John Fredriksen's Avance Gas can look forward to useful savings from its new series of dual-fuel VLGCs.

The Oslo-listed company contracted another two 91,000-cbm ships at South Korea's Daewoo Shipbuilding & Marine Engineering on Monday, adding to the two it ordered there in December.

Norwegian investment bank Fearnley Securities estimates cost savings of between $4,000 and $5,000 per day from running on LPG, which involves burning six tonnes per day less fuel.

The savings, which come in addition to emissions reductions, are on the basis of blended long-term prices and a $35 per tonne terminal fee.

A higher proportion of refuellings in the US would increase the savings, Fearnley said.

The new ships are said to be costing $77.5m each and are due in the fourth quarter of 2022 and the first three months of 2023.

Fearnley said that, as with the first two newbuildings, payment terms are expected to be favourable, with a tail-heavy structure.

Dividend warning

"We believe leverage on the assets would be in the 60% to 70% range, suggesting an equity outlay of $46m to $62m," analysts Espen Landmark Fjermestad, Peder Nicolai Jarlsby and Ulrik Mannhart said.

In terms of dividend potential, there will still be capacity to pay circa 50% of earnings per share, Fearnley believes.
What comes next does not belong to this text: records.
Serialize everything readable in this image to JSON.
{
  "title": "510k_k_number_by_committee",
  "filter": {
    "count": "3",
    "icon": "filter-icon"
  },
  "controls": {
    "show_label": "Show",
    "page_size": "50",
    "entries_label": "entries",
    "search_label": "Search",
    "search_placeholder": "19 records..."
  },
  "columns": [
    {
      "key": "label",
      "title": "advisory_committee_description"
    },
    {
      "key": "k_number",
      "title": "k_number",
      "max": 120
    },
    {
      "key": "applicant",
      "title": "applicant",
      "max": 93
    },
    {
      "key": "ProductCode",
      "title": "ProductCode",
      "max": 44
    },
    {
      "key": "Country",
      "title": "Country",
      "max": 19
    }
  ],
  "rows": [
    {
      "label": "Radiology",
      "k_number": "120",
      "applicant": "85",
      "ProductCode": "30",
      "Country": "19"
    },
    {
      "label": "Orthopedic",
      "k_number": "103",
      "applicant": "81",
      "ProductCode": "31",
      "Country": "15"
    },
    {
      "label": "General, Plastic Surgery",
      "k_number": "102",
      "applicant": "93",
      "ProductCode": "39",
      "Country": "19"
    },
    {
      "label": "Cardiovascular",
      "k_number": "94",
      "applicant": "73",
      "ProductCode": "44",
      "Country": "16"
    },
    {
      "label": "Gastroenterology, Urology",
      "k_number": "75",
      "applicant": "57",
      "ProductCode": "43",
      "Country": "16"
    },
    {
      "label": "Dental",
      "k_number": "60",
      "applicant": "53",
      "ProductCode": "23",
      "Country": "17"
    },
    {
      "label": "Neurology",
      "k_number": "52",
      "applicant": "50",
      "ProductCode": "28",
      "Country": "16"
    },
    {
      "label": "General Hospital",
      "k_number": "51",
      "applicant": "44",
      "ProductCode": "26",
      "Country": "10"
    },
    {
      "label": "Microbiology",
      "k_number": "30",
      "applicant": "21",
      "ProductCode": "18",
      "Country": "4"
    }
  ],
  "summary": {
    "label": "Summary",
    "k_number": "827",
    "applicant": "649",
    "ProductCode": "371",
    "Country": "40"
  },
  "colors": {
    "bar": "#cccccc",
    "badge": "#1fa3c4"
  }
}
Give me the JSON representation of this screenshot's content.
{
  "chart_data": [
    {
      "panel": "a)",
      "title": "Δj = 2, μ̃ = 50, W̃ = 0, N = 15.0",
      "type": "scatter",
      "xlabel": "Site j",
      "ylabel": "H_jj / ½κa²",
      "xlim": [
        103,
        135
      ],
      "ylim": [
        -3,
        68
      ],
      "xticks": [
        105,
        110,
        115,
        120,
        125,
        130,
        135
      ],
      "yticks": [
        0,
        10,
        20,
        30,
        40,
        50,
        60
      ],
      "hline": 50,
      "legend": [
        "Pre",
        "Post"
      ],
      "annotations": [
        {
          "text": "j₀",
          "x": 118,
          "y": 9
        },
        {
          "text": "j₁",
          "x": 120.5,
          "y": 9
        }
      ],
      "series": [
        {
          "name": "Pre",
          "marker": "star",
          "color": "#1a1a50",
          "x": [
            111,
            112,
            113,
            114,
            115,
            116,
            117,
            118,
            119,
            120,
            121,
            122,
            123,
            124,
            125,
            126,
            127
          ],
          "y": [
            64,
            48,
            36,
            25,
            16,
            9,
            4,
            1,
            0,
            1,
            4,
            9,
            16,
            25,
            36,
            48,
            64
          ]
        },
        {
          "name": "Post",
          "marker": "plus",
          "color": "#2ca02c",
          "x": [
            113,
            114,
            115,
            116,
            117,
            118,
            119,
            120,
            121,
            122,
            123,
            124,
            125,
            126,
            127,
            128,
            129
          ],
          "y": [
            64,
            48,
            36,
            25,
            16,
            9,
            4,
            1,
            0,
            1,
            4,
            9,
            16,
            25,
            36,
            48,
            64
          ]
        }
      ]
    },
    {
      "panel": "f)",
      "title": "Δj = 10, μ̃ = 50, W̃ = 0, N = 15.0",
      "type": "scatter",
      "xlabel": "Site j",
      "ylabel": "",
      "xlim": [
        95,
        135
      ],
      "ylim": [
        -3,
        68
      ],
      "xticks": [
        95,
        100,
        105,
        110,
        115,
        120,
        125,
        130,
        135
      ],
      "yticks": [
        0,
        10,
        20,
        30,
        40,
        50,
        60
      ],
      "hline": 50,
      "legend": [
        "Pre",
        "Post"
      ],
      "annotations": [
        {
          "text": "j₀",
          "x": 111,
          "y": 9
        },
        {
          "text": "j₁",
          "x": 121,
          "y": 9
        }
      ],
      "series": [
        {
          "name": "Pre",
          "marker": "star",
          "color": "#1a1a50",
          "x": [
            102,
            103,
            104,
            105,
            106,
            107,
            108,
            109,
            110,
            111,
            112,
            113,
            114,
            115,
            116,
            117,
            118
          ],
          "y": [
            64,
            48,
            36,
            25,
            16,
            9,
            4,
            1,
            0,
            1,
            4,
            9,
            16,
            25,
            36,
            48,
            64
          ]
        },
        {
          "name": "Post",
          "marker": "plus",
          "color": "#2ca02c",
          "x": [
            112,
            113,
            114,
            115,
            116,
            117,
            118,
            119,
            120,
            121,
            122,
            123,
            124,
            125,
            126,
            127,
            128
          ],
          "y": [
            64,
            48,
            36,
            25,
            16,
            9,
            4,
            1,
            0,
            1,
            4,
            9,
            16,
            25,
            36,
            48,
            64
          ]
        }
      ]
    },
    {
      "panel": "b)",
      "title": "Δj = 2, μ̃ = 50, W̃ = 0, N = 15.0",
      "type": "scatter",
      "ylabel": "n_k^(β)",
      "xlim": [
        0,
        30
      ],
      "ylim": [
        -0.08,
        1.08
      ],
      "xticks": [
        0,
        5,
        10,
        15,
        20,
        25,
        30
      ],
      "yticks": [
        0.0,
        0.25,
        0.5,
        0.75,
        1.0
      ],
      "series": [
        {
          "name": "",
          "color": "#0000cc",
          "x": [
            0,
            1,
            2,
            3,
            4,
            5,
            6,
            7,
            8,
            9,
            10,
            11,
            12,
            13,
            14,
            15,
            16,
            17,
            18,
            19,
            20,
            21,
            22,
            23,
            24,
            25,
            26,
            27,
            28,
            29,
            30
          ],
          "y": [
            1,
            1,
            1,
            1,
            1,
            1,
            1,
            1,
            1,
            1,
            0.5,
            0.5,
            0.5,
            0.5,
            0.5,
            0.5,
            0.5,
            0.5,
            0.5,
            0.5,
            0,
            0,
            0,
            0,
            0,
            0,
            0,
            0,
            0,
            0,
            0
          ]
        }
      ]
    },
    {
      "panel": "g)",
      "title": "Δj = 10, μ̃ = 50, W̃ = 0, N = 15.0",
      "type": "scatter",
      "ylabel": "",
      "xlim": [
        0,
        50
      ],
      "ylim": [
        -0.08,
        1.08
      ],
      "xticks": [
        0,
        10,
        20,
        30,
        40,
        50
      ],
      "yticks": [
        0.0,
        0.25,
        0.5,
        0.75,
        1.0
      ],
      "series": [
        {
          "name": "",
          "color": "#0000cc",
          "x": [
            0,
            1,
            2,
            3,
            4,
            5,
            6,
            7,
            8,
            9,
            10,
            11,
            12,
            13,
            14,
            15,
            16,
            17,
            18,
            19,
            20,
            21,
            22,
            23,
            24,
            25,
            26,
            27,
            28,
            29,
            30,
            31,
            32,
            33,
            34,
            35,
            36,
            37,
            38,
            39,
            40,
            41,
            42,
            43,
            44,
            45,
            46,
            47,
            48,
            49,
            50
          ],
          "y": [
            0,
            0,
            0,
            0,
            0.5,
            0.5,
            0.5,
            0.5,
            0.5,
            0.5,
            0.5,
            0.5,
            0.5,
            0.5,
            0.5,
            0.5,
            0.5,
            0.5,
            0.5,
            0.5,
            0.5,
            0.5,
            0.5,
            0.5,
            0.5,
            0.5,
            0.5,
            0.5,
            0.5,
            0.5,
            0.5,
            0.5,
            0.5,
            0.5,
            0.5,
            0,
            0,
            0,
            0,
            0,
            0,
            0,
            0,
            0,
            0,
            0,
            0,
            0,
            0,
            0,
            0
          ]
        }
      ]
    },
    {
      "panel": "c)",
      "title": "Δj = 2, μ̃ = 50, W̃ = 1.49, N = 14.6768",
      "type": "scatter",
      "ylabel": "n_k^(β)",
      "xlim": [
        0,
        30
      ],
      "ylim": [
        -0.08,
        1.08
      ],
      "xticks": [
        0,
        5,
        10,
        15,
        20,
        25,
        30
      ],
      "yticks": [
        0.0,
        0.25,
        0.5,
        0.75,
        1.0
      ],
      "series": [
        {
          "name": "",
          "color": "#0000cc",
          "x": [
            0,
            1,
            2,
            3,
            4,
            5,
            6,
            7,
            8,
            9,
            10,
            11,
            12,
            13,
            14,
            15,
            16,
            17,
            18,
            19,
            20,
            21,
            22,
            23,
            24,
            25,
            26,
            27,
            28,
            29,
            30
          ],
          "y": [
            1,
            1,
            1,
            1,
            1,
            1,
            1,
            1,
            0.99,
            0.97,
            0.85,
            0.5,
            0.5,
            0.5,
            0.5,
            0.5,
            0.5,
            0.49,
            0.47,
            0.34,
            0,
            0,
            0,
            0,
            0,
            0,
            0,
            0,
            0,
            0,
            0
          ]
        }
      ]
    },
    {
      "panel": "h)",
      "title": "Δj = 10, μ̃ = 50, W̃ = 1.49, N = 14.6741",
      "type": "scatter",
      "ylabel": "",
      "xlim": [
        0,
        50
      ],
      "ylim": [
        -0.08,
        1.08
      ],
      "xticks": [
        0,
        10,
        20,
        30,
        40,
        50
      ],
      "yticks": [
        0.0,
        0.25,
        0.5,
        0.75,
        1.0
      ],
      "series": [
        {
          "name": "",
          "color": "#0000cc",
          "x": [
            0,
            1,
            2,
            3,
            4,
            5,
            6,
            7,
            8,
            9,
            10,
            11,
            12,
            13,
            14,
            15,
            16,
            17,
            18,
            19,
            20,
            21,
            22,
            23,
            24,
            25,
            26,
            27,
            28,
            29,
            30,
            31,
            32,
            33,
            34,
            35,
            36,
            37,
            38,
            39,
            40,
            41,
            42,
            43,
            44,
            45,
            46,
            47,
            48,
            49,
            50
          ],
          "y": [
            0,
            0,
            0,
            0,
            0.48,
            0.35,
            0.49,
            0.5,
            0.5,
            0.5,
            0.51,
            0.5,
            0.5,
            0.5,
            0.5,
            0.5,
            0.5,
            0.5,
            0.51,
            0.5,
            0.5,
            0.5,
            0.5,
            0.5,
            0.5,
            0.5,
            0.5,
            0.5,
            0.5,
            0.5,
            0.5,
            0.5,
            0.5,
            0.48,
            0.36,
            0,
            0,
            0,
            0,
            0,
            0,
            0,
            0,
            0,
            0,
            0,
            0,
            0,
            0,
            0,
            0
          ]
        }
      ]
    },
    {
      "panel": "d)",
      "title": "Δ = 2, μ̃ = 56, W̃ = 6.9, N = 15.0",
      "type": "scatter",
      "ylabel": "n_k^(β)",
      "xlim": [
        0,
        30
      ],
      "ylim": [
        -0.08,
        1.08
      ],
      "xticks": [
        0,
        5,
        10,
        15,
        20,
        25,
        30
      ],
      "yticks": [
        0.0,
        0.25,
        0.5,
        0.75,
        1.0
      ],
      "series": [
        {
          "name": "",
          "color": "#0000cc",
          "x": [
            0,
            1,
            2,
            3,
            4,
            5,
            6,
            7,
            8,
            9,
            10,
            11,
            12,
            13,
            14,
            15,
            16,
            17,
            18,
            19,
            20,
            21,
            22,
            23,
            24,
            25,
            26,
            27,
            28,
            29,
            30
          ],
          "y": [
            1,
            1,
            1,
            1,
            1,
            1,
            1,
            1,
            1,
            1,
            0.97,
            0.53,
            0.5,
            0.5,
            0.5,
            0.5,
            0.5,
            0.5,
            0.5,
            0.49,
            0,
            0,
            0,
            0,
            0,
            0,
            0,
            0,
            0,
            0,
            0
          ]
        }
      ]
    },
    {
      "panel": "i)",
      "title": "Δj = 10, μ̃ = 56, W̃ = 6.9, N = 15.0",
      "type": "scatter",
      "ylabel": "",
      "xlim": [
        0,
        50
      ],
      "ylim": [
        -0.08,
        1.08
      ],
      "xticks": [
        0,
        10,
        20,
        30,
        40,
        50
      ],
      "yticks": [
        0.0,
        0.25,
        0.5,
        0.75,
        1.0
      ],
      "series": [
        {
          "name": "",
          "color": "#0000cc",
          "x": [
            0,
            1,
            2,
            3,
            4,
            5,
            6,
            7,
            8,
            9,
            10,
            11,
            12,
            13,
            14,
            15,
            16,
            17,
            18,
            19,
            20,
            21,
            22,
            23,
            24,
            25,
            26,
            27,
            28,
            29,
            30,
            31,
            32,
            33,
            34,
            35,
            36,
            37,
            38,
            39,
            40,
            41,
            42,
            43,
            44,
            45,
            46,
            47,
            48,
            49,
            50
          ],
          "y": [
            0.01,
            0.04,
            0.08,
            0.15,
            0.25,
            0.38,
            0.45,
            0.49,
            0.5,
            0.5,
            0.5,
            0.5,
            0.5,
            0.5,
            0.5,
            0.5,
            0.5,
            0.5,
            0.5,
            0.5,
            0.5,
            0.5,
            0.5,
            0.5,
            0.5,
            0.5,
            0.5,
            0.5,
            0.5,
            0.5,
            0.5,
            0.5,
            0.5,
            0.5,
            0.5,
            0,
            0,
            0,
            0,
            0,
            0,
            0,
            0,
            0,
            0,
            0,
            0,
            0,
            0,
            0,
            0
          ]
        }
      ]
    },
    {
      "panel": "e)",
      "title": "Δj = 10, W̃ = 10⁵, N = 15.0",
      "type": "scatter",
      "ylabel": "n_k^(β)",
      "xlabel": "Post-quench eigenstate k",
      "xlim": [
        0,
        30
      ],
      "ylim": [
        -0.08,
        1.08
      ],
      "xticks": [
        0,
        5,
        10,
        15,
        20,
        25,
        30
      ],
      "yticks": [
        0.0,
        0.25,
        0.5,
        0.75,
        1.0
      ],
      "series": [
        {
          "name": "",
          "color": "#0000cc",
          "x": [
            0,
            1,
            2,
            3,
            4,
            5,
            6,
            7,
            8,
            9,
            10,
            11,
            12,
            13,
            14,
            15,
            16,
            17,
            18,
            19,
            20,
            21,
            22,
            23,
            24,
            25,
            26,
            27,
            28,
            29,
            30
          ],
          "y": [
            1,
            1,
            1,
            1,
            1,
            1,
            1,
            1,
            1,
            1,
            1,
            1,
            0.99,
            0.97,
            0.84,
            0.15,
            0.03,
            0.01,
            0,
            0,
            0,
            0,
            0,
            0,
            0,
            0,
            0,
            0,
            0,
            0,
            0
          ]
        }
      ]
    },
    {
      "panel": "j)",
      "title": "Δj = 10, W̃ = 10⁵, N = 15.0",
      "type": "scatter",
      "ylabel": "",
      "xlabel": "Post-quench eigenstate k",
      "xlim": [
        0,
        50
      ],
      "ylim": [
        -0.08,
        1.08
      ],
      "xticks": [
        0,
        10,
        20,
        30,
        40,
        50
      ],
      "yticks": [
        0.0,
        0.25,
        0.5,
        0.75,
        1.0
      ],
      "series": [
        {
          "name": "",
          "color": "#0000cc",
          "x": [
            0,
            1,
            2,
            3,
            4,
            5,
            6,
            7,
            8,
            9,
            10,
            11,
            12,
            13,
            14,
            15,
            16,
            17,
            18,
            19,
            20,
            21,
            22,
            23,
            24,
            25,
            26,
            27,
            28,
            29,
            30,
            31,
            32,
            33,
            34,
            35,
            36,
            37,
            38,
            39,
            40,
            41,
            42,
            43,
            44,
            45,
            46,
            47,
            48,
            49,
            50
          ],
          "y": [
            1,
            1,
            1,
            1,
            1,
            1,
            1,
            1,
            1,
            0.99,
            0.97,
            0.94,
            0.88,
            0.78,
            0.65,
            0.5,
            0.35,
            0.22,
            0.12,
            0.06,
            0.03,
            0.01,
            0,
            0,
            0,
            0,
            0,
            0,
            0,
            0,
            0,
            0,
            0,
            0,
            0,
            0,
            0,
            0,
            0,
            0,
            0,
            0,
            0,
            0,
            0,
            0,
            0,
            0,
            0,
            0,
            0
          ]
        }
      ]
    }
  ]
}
But the analysts cautioned: "Avance will have to adopt a more conservative approach to shareholder distributions (than what was the case in the past) in order to build scale, something we consider the right decision given the size of the current company."

They also do not rule out Avance disposing of one or more of its 2008-built ships to fund the equity portion and potentially facilitate further renewal of the fleet.

The Baltic Exchange VLGC index dropped to $96 per tonne or $84,568 per day on Monday, a drop of 8% on the day and a steep fall from $110,000 at the start of 2020.

Product margins are tight, with the price differential between US spot and Asian two-month forward prices at $137 per tonne, against freight rates quoted at $150 per tonne, Fearnley said.